Le gouvernement cubain de Raul Castro devait lancer officiellement cette semaine les procédures de suppressions de 500 000 postes du secteur public d'ici la fin du premier trimestre 2011, les départs les plus massifs depuis la Révolution de 1959 qui suscitent l'inquiétude.

«C'est certain que certaines familles seront affectées par cette mesure mais à leurs côtés sera la Révolution humaniste», a assuré l'organe officiel du Parti communiste cubain (unique), Granma.

Mais Clara, une ingénieure de 39 ans, et son mari Pedro, 42 ans, sont très inquiets de la fusion annoncée de trois entreprises dépendant du ministère des Transports où ils travaillent.

«C'est elle qui gagne le plus et si elle est congédiée, nous devrons vivre avec seulement mon salaire jusqu'à ce qu'elle trouve quelque chose», dit Pedro qui touche environ 18 dollars par mois.
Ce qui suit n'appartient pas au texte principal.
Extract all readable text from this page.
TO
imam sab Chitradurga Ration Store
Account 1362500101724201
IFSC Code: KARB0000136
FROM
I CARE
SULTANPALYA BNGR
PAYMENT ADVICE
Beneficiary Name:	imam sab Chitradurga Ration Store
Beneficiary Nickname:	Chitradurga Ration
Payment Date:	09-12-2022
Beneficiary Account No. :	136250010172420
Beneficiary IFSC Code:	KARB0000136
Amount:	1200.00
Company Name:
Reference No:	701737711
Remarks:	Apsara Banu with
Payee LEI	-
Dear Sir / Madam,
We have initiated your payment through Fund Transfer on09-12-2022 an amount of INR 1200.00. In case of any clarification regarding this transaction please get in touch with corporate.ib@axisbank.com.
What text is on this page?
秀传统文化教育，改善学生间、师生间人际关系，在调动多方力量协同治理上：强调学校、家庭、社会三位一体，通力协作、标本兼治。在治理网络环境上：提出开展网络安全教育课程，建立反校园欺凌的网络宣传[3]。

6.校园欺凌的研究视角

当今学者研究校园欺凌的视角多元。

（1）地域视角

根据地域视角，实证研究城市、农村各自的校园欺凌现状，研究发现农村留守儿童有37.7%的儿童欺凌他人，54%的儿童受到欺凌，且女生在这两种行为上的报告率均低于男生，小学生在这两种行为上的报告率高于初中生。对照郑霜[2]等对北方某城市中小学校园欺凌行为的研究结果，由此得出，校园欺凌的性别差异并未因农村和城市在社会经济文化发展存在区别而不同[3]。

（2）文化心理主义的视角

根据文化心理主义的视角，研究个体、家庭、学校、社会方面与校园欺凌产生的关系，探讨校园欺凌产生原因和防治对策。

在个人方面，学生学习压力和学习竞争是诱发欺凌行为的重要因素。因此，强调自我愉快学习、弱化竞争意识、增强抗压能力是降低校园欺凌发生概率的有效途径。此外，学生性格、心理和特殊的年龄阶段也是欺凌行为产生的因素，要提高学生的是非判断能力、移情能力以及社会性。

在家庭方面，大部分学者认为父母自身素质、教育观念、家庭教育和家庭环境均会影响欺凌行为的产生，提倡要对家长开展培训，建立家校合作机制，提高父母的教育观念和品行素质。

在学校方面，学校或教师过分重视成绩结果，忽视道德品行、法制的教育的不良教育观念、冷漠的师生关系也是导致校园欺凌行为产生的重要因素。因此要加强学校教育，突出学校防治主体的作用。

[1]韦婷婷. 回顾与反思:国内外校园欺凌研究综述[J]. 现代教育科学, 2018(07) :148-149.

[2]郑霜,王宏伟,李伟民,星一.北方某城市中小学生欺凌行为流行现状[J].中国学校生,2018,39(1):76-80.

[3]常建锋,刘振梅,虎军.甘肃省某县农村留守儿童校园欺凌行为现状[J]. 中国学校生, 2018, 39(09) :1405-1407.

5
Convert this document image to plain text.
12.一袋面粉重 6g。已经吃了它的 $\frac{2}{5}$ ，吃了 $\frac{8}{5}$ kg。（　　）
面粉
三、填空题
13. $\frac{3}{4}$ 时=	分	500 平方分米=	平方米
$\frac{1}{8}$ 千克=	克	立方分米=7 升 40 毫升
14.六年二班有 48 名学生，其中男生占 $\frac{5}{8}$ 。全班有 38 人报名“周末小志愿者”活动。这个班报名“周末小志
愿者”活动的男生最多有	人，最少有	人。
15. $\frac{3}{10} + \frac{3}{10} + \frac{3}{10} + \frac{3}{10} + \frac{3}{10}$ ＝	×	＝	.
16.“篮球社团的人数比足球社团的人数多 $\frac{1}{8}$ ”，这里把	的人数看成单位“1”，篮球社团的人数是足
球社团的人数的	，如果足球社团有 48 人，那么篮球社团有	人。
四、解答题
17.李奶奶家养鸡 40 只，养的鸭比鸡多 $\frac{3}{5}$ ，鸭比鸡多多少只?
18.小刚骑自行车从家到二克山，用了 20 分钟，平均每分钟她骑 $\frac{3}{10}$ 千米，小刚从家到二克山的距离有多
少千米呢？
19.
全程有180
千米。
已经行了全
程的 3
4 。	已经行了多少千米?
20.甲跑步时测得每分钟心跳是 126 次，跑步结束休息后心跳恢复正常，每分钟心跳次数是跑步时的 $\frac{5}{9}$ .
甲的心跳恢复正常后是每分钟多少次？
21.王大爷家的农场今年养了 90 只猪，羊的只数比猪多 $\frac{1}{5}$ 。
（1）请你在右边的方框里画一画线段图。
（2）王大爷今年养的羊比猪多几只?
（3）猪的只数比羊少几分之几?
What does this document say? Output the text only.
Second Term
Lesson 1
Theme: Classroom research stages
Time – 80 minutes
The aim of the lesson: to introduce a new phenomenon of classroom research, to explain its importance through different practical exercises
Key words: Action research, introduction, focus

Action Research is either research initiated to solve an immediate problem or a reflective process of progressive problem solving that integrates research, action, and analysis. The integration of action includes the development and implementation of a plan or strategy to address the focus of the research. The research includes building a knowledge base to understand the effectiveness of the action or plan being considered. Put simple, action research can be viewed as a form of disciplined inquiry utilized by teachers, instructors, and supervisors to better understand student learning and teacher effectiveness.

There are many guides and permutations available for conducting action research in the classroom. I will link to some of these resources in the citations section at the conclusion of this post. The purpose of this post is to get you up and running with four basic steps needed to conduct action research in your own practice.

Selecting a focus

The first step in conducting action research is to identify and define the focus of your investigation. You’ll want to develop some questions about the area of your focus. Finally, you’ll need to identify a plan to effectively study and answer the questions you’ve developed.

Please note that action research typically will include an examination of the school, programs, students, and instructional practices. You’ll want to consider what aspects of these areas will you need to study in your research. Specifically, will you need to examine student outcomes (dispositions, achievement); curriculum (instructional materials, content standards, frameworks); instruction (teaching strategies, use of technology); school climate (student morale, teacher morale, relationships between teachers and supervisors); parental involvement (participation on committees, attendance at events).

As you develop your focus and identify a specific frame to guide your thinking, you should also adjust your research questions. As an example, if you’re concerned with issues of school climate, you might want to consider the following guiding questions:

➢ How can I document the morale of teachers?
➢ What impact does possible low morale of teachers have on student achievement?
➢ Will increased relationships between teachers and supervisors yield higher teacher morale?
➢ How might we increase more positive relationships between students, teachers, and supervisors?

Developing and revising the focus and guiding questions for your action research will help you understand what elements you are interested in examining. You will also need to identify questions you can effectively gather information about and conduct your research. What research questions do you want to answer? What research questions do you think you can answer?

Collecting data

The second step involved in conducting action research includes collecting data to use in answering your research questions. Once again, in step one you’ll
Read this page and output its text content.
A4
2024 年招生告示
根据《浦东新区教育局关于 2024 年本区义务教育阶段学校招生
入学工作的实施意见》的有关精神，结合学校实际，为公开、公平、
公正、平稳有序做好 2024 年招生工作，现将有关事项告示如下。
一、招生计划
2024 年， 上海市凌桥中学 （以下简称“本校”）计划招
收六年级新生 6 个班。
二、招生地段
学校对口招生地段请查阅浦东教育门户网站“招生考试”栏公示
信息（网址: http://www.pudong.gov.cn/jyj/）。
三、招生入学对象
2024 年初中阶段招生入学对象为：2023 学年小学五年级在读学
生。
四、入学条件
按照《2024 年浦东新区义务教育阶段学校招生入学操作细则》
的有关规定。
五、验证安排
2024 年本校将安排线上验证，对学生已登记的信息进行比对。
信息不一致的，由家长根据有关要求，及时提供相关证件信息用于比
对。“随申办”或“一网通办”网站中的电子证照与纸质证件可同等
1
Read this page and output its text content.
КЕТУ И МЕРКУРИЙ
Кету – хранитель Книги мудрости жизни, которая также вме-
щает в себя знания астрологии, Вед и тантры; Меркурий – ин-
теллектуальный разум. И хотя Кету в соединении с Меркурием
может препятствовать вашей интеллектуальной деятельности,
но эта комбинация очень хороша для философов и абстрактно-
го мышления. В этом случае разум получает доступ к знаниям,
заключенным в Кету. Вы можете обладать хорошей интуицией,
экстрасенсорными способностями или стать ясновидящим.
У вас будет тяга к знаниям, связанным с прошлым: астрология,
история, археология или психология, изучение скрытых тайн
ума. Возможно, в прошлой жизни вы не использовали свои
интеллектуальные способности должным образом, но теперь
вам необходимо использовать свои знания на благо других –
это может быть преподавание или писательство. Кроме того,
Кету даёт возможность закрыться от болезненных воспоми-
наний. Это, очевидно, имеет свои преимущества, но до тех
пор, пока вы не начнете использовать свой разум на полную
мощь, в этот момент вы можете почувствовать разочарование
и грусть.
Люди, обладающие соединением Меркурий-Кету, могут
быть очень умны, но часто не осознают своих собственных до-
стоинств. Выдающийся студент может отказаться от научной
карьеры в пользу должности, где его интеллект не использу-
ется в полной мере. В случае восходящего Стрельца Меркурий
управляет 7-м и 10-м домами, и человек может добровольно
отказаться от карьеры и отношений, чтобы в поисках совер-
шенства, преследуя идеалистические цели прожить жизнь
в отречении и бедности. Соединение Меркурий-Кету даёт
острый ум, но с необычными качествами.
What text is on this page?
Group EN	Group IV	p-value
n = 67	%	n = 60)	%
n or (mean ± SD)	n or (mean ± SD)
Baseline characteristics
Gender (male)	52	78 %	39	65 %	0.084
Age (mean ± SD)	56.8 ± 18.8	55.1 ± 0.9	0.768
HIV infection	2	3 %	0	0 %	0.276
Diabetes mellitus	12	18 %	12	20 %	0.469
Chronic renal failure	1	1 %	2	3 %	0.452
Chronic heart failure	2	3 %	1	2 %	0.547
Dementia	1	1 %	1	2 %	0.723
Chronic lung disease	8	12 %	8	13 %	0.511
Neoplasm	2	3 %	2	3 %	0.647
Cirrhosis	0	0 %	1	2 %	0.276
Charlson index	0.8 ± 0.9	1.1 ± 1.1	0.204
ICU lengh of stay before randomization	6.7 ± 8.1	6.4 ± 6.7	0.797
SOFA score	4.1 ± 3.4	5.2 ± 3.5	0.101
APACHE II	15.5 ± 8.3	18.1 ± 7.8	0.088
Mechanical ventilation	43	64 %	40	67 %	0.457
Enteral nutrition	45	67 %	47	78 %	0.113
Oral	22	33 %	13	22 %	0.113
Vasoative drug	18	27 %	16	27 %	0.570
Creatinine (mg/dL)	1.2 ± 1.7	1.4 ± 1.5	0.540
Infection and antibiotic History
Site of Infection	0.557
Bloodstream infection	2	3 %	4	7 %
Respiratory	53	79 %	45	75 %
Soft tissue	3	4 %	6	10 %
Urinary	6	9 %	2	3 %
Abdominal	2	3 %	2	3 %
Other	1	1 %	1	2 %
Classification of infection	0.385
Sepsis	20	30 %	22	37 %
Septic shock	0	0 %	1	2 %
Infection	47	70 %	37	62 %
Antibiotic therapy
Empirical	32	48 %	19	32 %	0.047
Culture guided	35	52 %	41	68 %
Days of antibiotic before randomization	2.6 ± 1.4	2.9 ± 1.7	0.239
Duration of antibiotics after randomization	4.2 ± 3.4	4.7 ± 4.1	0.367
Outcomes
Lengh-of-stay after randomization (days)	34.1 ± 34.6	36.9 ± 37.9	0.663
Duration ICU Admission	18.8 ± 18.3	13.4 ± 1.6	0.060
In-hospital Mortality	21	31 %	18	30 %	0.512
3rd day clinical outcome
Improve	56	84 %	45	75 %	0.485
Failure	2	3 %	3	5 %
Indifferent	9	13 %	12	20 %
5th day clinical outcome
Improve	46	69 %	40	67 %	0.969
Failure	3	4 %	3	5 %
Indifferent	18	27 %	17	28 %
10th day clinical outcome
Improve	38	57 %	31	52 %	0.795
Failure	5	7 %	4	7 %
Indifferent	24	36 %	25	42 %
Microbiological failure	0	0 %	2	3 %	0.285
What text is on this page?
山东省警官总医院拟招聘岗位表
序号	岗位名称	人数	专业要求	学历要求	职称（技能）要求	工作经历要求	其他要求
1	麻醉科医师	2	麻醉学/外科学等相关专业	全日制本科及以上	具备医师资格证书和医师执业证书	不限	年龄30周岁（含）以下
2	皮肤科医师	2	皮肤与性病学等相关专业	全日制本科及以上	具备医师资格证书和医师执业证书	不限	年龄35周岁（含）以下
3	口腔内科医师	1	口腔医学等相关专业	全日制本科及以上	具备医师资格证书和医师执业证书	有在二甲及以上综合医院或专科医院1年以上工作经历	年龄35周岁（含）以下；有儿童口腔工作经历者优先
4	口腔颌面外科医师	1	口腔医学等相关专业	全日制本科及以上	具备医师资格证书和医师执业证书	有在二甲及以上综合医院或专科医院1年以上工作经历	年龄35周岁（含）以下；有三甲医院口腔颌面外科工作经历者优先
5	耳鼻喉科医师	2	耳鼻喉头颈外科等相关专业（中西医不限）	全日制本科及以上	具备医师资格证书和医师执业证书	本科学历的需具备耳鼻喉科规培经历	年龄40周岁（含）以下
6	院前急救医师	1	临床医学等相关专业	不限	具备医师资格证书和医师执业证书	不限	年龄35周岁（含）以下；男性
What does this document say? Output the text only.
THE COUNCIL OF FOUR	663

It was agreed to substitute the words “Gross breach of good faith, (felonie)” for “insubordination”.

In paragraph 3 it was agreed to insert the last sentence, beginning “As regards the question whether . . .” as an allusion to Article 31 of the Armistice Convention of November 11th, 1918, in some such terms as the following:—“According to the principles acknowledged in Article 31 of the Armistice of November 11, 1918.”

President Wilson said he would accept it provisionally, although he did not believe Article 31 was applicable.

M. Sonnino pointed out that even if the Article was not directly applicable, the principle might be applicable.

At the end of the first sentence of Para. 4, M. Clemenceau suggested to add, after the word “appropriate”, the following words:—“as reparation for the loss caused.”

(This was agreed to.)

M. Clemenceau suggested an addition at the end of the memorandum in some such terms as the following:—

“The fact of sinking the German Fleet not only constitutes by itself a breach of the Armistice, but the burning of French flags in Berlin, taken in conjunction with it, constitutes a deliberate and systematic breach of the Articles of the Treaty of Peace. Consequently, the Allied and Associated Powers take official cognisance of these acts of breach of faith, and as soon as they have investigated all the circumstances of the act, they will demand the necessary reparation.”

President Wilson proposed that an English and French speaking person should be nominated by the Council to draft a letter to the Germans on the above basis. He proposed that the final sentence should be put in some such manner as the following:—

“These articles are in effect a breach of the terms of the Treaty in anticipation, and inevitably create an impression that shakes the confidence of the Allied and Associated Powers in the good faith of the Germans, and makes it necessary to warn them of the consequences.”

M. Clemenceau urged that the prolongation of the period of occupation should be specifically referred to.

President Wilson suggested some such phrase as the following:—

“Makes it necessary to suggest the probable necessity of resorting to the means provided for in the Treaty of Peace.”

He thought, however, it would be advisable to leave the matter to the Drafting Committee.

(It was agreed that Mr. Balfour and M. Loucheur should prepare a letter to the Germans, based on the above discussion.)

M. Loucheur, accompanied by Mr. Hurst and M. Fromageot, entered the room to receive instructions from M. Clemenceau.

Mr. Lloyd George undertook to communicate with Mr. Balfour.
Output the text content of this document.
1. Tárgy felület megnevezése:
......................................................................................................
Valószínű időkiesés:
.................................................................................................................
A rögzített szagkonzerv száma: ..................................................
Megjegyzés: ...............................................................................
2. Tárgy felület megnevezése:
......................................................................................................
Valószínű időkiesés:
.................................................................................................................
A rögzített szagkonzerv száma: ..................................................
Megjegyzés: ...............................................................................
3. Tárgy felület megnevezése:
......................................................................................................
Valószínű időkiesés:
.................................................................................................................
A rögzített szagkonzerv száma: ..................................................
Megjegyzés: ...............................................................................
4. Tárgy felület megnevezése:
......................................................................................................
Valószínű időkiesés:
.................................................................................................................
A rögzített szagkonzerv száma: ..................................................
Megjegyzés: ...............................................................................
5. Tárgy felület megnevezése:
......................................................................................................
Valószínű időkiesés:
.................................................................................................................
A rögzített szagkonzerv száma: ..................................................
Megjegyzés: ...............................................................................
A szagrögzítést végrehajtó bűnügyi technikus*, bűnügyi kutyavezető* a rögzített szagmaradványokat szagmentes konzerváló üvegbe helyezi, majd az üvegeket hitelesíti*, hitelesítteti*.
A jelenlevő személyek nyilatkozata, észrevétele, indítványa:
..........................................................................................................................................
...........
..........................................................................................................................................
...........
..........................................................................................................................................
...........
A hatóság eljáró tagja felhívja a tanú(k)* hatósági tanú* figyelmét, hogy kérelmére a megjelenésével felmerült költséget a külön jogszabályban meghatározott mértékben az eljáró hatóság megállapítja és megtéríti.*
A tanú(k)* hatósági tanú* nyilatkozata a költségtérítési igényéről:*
Au total, ce sont un peu plus d'un million de postes du secteur public qui doivent être supprimés au cours des trois prochaines années pour réduire les dépenses d'un État à court d'argent qui emploie actuellement 84% des cinq millions de travailleurs cubains.

Le gouvernement cubain mise sur l'intégration de 465.000 fonctionnaires au sein du secteur privé et facilitera pour ce faire l'octroi de licences pour les travailleurs indépendants, au nombre de 144.000 actuellement, dans 178 métiers et coopératives.

Pour la première fois depuis les nationalisations forcées des petits commerces en 1968, les Cubains pourront embaucher d'autres travailleurs indépendants sans lien de parenté avec eux.

Ces mesures ont été accueillies par certains Cubains comme une opportunité pour travailler à leur compte et augmenter leur niveau de vie, mais avec inquiétude par d'autres alors que le système de paiement d'impôts reste flou et que l'accès au crédit bancaire pour les particuliers est toujours à l'étude par les autorités.

«On ne parle que de ça dans les rues, les gens sont préoccupés», dit Maria, une retraitée.

Pour tenter de calmer les inquiétudes, le Syndicat unique cubain et les Comités de défense de la Révolution (CDR), une organisation civile considérée comme les «yeux et les oreilles» du régime, ont organisé des milliers de réunions à travers le pays pour tenter d'expliquer les mesures.

Des «comités d'experts», formés d'employés, ont alors été créés et ce sont eux qui doivent suggérer à l'administration les noms de ceux qui doivent être «mis en disponibilité» et qui seront annoncés lors d'une assemblée générale de l'entreprise.

«Il faut voir comment seront mises en application ces transformations: si cela se fait de façon technocratique, sans consensus réel ni tenir compte des intérêts légitimes de divers secteurs sociaux, alors cela pourrait être fatal pour le projet socialiste», estime l'intellectuel José Vidal.

Les travailleurs «mis en disponibilité», ou congédiés, recevront dans certains cas d'autres offres de travail dans le secteur public, surtout dans les secteurs de l'agriculture et de la construction qui manquent cruellement de main d'oeuvre.

Les personnes remerciées recevront un mois complet de salaire en indemnisation et pourront toucher 60% de leur salaire de base pour une période maximale de cinq mois si elles ne trouvent pas d'ici là un autre emploi.

Les autorités cubaines espèrent avec ces mesures encourager les Cubains qui travaillent sur le gigantesque marché noir à légaliser leurs activités, mais dans les faits c'est le contraire qui risque de se produire en raison des congédiements massifs, selon l'économiste dissident Oscar Espinosa.